Das Ministerium für LandwirtschaftWasser, Vieh und Fischerei der Generalitat und der Oceanogràfic Foundation haben veröffentlicht 1.800 Jungtiere des Gemeinen Seeigels ('Paracentrotus lividus') im Meeresschutzgebiet von Cape San AntonioDiese Maßnahme ist Teil eines gemeinsamen Programms zur Stärkung des Bestandes dieser für das Gleichgewicht der mediterranen Küstenökosysteme entscheidenden Art, deren Vorkommen in verschiedenen Gebieten der valencianischen Küste zurückgegangen ist.
Ein umfassendes Naturschutzprojekt
Die in den Einrichtungen der Oceanogràfic Foundation in Zusammenarbeit mit Conselleria gezüchteten und aufgezogenen Seeigel übertrafen 2,5 cm im Durchmesser, ohne Stacheln.
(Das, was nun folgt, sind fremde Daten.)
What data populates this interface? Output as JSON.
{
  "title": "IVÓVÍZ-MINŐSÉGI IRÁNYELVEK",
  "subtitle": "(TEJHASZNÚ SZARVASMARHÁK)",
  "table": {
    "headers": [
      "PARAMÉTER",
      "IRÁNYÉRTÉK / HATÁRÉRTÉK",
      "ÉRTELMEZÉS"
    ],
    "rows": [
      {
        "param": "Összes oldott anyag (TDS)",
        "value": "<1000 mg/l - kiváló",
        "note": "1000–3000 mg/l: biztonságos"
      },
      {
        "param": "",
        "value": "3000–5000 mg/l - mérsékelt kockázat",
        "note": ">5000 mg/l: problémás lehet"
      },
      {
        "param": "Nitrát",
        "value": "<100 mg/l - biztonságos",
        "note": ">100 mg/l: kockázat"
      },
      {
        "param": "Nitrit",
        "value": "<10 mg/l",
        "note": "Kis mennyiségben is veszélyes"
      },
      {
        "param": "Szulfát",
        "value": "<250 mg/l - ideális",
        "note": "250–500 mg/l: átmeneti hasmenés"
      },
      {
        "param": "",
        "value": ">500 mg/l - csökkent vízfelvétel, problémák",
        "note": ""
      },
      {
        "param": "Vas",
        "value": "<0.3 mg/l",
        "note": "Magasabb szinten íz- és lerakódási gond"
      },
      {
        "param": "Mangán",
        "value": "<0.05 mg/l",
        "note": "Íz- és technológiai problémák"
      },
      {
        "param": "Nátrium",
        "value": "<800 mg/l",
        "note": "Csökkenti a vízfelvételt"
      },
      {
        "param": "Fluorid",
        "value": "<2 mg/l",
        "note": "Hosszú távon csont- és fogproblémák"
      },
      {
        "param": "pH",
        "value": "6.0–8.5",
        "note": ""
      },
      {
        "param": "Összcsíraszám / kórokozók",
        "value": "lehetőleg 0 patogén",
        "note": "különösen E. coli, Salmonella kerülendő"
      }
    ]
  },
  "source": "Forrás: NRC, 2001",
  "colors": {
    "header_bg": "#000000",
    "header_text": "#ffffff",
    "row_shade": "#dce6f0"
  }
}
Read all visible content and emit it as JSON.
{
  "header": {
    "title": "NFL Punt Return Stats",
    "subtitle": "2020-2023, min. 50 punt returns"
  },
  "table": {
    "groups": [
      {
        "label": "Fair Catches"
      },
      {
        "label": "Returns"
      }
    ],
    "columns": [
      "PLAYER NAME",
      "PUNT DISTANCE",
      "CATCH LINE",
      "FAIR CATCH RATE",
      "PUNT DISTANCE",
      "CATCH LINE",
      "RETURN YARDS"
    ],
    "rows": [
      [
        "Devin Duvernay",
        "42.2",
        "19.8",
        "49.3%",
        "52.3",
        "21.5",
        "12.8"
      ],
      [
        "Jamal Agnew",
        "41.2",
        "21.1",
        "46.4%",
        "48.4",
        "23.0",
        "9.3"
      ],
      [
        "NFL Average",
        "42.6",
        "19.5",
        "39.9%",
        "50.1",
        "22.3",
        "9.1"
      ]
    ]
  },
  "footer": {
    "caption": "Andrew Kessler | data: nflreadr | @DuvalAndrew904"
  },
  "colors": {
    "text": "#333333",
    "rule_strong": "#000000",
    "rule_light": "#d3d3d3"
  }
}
Das Expertenteam wählte Exemplare mit optimaler Entwicklung aus, um deren Anpassung und Überleben in der natürlichen Umgebung zu gewährleisten.
Diese Maßnahme ist Teil eines umfassenderen Naturschutzprojekts, das den gesamten Lebenszyklus der Art abdeckt, von der Fortpflanzung und Aufzucht der Jungtiere bis zu ihrer anschließenden Umsiedlung und Freilassung in bestimmten Gebieten, die aufgrund ihrer Umweltmerkmale ausgewählt wurden.
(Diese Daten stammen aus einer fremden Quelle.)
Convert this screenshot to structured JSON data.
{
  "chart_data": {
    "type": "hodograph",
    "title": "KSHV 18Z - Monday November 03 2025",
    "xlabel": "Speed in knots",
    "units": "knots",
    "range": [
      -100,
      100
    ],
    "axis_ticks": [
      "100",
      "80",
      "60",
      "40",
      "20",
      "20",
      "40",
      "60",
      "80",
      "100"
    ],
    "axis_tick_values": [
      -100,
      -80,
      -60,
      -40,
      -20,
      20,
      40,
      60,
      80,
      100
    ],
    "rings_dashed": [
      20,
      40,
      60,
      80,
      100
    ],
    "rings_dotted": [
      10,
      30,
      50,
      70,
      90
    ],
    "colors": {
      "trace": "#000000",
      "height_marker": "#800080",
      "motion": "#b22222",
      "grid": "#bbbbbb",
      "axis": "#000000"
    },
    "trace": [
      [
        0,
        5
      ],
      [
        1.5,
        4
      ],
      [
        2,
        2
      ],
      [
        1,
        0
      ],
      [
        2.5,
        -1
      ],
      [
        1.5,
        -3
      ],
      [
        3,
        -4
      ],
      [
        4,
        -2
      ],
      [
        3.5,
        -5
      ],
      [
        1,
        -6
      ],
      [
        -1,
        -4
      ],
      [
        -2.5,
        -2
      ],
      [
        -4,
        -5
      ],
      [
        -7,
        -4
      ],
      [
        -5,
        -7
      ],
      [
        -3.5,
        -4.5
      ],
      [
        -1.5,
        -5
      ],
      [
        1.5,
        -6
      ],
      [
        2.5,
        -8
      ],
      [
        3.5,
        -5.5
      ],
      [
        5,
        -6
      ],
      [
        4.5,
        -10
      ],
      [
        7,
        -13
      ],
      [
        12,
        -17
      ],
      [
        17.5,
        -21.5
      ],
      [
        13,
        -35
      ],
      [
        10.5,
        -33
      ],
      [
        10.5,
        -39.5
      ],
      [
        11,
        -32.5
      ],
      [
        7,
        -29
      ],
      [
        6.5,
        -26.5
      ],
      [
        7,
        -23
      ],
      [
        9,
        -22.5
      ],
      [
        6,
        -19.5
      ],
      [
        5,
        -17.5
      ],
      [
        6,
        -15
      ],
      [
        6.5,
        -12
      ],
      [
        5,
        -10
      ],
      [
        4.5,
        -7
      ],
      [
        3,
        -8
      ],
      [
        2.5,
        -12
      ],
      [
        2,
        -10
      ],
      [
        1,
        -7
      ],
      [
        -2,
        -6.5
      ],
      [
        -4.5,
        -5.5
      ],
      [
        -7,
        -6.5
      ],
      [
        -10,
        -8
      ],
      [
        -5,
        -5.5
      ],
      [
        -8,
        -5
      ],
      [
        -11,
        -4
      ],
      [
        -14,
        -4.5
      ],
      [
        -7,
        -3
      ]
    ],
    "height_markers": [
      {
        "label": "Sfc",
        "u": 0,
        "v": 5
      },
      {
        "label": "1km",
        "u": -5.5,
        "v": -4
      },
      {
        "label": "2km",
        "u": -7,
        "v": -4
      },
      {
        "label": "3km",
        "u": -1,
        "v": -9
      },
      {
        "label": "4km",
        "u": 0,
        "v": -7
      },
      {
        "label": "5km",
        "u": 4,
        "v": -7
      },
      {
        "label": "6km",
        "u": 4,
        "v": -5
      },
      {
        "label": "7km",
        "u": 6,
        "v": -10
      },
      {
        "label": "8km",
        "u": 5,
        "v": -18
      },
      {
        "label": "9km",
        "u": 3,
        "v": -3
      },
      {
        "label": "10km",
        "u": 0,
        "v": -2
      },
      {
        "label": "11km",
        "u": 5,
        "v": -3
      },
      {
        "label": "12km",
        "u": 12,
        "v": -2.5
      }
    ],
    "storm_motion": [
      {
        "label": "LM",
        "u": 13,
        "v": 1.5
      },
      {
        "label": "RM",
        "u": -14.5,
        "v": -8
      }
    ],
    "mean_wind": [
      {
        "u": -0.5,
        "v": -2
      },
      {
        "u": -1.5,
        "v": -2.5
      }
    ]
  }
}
Wissenschaftliches Monitoring zur Beurteilung der Anpassung
Die Wahl des Kaps San Antonio Diese Freilassung ist den idealen Umweltbedingungen und dem sorgfältigen wissenschaftlichen Monitoring zu verdanken, das die Oceanogràfic Foundation und das Regionalministerium bereits in diesem Schutzgebiet durchgeführt haben. Die Überwachung nach früheren Freilassungen hat das Vorkommen von Exemplaren im selben Gebiet bestätigt und damit deren Anpassung an die Umwelt belegt.
Dieses Ergebnis liefert wertvolle Informationen für die Fortsetzung des Projekts. Das technische Team plant einen weiteren Tauchgang, um den Zustand des Tauchboots zu überprüfen. 1.800 Seeigel wurden freigelassen und es werden weiterhin Daten über ihre Entwicklung im Meeresschutzgebiet Cabo de San Antonio gesammelt.







Großartige Neuigkeiten! Herzlichen Glückwunsch!
Im zweiten Berggebiet sind fast alle Seeigel in erreichbarer Nähe verschwunden. Ich habe gesehen, wie Leute Eimer damit gefüllt haben. Ohne Kontrollen und Strafen wird diese Maßnahme wenig nützen. Das sind 1.800 Seeigel, die an Restaurants verkauft werden könnten.